S'il avait été possible d'éprouver un peu de compassion à l'égard de Joseph Joanovici, elle fond ici comme neige au soleil.
Il est peu courant en littérature qu'un personnage aussi peu sympathique fasse office de personnage principal, ici c'est pourtant le cas mais je n'irai pas jusqu'à dire qu'il provoque une réaction épidermique.
Son passé permet d'expliquer partiellement pourquoi il est ainsi, mais n'excuse pas sa conduite envers sa famille : il délaisse sa femme et ses filles et vit ouvertement avec sa secrétaire Lucie, la bien-nommée Lucie-Fer, il charge son frère de veiller sur sa famille pendant qu'il négocie des affaires avec les allemands et s'enrichit, énormément, toujours plus sûr de lui et plus revanchard sur la vie : "Je nous ai construit une vie dans ce pays. J'ai fait fortune dans ce pays. Et maintenant tu veux me voir fuir comme les autres ? Non, pas question ... pas moi.".
Il n'empêche que l'occupant sait bien lui rappeler son statut de juif : "Vois-tu, Joseph pour moi tu n'es qu'un sale youpin !", ce qui ne démonte pas pour autant l'assurance de Joseph Joanivici : "Combien ça coûte de ne plus l'être ?", et la scène finale où il obtient son certificat d'aryanisation est violente d'un point de vue psychologique.

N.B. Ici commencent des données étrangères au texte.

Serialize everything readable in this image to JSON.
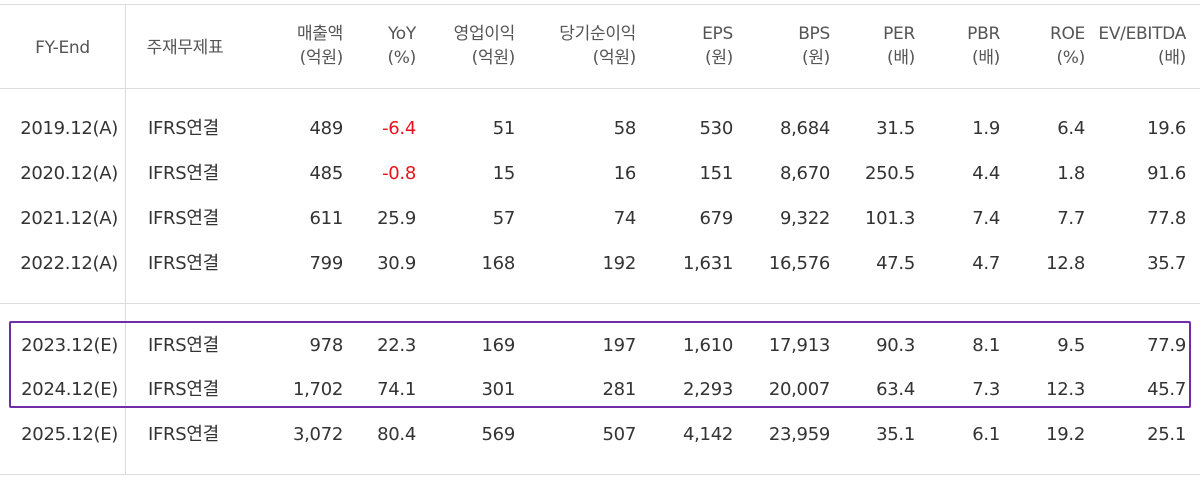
{
  "headers": {
    "fy": "FY-End",
    "statement": "주재무제표",
    "cols": [
      {
        "title": "매출액",
        "unit": "(억원)"
      },
      {
        "title": "YoY",
        "unit": "(%)"
      },
      {
        "title": "영업이익",
        "unit": "(억원)"
      },
      {
        "title": "당기순이익",
        "unit": "(억원)"
      },
      {
        "title": "EPS",
        "unit": "(원)"
      },
      {
        "title": "BPS",
        "unit": "(원)"
      },
      {
        "title": "PER",
        "unit": "(배)"
      },
      {
        "title": "PBR",
        "unit": "(배)"
      },
      {
        "title": "ROE",
        "unit": "(%)"
      },
      {
        "title": "EV/EBITDA",
        "unit": "(배)"
      }
    ]
  },
  "rows": [
    {
      "fy": "2019.12(A)",
      "statement": "IFRS연결",
      "values": [
        "489",
        "-6.4",
        "51",
        "58",
        "530",
        "8,684",
        "31.5",
        "1.9",
        "6.4",
        "19.6"
      ]
    },
    {
      "fy": "2020.12(A)",
      "statement": "IFRS연결",
      "values": [
        "485",
        "-0.8",
        "15",
        "16",
        "151",
        "8,670",
        "250.5",
        "4.4",
        "1.8",
        "91.6"
      ]
    },
    {
      "fy": "2021.12(A)",
      "statement": "IFRS연결",
      "values": [
        "611",
        "25.9",
        "57",
        "74",
        "679",
        "9,322",
        "101.3",
        "7.4",
        "7.7",
        "77.8"
      ]
    },
    {
      "fy": "2022.12(A)",
      "statement": "IFRS연결",
      "values": [
        "799",
        "30.9",
        "168",
        "192",
        "1,631",
        "16,576",
        "47.5",
        "4.7",
        "12.8",
        "35.7"
      ]
    },
    {
      "fy": "2023.12(E)",
      "statement": "IFRS연결",
      "values": [
        "978",
        "22.3",
        "169",
        "197",
        "1,610",
        "17,913",
        "90.3",
        "8.1",
        "9.5",
        "77.9"
      ]
    },
    {
      "fy": "2024.12(E)",
      "statement": "IFRS연결",
      "values": [
        "1,702",
        "74.1",
        "301",
        "281",
        "2,293",
        "20,007",
        "63.4",
        "7.3",
        "12.3",
        "45.7"
      ]
    },
    {
      "fy": "2025.12(E)",
      "statement": "IFRS연결",
      "values": [
        "3,072",
        "80.4",
        "569",
        "507",
        "4,142",
        "23,959",
        "35.1",
        "6.1",
        "19.2",
        "25.1"
      ]
    }
  ],
  "colors": {
    "negative": "#e8131b",
    "highlight_border": "#6f2da8",
    "grid": "#dcdcdc"
  }
}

C'est là que réside toute la complexité du personnage : il gère ses affaires mais il protège aussi sa famille en la mettant à l'abri du besoin et des rafles qui deviennent plus nombreuses tout en se montrant généreux avec d'autres personnes : "Je le connais comme honnête homme, serviable et grand travailleur. L'argent qu'il gagne, il le donne en partie à ceux qui sont plus malheureux que lui et je ne crois pas que ce soit dans les habitudes d'un juif.".
Difficile de cerner ce personnage, mais malgré le peu d'attrait qu'il exerce sur moi je prends plaisir à lire son histoire racontée par
Fabien Nury et mise en image par Sylvain Vallée.
Encore une fois, je reconnais un gros travail de recherches pour bâtir le scénario, l'ambiance de l'époque est bien reconstituée et les dessins de Sylvain Vallée servent bien l'histoire.
Je trouve que les personnages sont expressifs et que cela reflète leurs caractères.
Ainsi, Eva, la femme de Joseph, a le visage taillé à coup de serpe, une bouche dure et des traits crispés, il faut dire qu'elle est agacée par l'attitude de son mari et que je ne peux que lui donner raison ; Lucie est d'une certaine beauté mais ses yeux reflètent qu'il vaut mieux se méfier d'elle ; Joseph sous son aspect rond n'en est pas pour autant jovial ; quant aux allemands ils sont peu sympathiques sans que cela tombe toutefois dans le cliché.
Nettement moins brouillon que le précédent opus, "Le Vol Noir des Corbeaux" dresse une France sombre dans l'époque tourmentée de la Seconde Guerre Mondiale à travers le personnage tout aussi sombre et complexe qu'était Joseph Joanovici.
Une belle saga littéraire a vu le jour.